Quando entreranno in vigore le modifiche allo Statuto proposte dal governatore Francesco Roberti, il presidente della Regione Molise potrà nominare fino a due sottosegretari (fra i consiglieri eletti), perché lo aiutino nello svolgimento dei compiti istituzionali legati al suo mandato. È la novità più rilevante, da tempo annunciata (e nello scenario politico attesa), del disegno di legge presentato dal capo di Palazzo Vitale.

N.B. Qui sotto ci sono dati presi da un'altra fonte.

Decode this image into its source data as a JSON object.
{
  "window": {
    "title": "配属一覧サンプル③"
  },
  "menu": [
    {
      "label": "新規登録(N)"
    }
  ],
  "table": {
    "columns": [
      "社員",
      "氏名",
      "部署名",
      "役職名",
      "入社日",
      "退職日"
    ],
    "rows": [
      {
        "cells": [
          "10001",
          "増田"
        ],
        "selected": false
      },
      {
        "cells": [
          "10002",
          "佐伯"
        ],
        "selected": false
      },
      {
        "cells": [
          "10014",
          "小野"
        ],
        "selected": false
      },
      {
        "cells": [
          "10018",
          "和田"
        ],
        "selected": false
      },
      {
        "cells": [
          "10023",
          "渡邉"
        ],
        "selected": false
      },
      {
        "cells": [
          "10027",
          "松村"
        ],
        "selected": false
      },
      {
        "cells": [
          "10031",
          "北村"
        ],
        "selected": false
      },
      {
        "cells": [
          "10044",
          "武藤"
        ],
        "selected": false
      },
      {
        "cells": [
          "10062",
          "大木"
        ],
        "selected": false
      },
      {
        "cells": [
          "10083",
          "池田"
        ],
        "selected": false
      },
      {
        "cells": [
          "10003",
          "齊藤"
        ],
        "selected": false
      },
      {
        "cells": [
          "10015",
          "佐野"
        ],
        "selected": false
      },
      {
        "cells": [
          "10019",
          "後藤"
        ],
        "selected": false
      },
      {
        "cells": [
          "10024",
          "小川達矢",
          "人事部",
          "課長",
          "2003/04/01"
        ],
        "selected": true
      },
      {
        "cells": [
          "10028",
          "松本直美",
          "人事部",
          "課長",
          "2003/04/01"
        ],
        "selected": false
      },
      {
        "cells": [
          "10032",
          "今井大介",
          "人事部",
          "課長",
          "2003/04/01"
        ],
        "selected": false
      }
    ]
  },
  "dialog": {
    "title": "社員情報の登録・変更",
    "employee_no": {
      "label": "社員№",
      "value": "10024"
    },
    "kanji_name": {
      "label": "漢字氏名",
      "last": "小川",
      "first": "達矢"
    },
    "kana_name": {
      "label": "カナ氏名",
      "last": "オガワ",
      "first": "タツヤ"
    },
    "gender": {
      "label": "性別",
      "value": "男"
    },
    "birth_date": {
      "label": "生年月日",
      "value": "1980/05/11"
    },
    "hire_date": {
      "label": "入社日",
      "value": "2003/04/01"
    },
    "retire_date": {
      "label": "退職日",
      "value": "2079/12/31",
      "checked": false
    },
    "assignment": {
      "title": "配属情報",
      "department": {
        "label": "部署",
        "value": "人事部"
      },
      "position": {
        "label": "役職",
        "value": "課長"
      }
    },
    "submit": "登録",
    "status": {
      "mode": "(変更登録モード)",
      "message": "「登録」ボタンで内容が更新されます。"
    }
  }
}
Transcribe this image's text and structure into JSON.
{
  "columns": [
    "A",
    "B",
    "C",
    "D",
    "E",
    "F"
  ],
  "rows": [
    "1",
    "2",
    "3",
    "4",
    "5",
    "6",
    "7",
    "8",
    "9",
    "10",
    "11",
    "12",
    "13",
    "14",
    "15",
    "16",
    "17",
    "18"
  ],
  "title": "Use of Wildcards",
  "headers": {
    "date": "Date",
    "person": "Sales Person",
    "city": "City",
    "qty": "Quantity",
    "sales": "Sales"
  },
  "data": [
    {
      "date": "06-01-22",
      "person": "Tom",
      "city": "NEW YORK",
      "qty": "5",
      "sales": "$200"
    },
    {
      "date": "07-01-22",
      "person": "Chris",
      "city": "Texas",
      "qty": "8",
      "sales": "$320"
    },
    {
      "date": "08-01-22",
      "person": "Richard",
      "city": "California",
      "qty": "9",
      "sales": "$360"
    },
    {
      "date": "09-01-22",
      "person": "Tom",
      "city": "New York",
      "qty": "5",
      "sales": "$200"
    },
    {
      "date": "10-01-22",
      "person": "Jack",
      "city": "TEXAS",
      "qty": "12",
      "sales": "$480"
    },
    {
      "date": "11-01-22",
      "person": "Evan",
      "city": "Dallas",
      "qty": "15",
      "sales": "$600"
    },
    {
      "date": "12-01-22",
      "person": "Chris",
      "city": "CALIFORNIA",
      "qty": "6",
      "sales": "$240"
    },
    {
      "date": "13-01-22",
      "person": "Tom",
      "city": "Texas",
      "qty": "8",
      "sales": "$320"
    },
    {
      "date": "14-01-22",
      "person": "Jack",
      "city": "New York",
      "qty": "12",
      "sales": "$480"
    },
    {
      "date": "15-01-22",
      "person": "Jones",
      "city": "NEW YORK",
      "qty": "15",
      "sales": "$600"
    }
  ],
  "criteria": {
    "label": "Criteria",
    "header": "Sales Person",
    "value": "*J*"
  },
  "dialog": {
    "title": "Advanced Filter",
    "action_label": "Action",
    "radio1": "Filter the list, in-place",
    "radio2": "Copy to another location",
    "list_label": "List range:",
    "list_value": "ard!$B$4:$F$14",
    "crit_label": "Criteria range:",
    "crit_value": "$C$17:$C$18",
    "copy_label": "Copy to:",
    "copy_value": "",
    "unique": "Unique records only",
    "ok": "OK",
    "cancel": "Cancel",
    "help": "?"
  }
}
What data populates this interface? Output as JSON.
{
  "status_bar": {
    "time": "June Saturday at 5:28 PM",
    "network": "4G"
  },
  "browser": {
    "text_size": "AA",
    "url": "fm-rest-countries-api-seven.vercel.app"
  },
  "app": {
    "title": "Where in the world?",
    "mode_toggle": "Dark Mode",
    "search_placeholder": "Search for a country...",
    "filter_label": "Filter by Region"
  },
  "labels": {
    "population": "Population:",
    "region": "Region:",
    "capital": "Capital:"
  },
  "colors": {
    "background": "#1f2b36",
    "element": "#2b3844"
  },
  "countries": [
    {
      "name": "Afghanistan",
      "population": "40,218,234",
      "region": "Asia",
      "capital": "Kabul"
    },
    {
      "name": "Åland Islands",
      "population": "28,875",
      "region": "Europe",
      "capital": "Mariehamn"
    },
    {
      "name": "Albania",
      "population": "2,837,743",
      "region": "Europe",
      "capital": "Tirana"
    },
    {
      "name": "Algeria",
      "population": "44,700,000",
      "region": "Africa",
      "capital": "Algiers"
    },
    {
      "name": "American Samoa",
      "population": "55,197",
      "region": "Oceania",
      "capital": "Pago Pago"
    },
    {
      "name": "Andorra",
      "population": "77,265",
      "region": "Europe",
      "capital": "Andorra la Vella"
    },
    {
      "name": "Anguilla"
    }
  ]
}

La casella del sottosegretario è l’unica che il governatore non ha ancora assegnato proprio perché ha in mente da quando si è insediato di raddoppiarla. Un sottosegretario che collabori con lui per quanto riguarda la delega della sanità, si è detto all’inizio della legislatura, e uno per il raccordo fra esecutivo e Consiglio. Da allora, però, la squadra che si occupa di sanità si è ampliata molto. Oltre all’avvenuto rinnovo della struttura commissariale e dei vertici dell’Asrem, non si può non tener conto del fatto che Roberti ha affidato all’assessore Michele Iorio la delega ai rapporti con i Ministeri per l’attuazione del piano di rientro. E infatti ha preso corpo un’altra ipotesi comprensiva degli identikit dei “fortunati”: Roberto Di Baggio, che ha ricoperto quel ruolo nella passata legislatura, tornerebbe a occuparsi da sottosegretario di edilizia residenziale, formazione (le deleghe che ha già curato con la giunta Toma), Vincenzo Niro sarebbe il secondo sottosegretario (probabilmente a lui toccherebbe il raccordo fra esecutivo e legislativo anche per la lunghissima esperienza da consigliere regionale).
Gossip da Transatlantico a parte, ora c’è un punto di partenza e c’è un’idea sui tempi di realizzazione: le proposte di revisione dello Statuto devono essere approvate a maggioranza assoluta dei componenti del Consiglio, «con due deliberazioni successive adottate ad intervallo non minore di due mesi». Così stabilisce l’articolo 23 della Costituzione. A primavera, quindi, si completerà il quadro dell’esecutivo Roberti. Recuperando due scontenti della maggioranza che finora non hanno dato segnali evidenti di “disallineamento”. Ma prevenire, in politica anche, è sempre meglio che curare.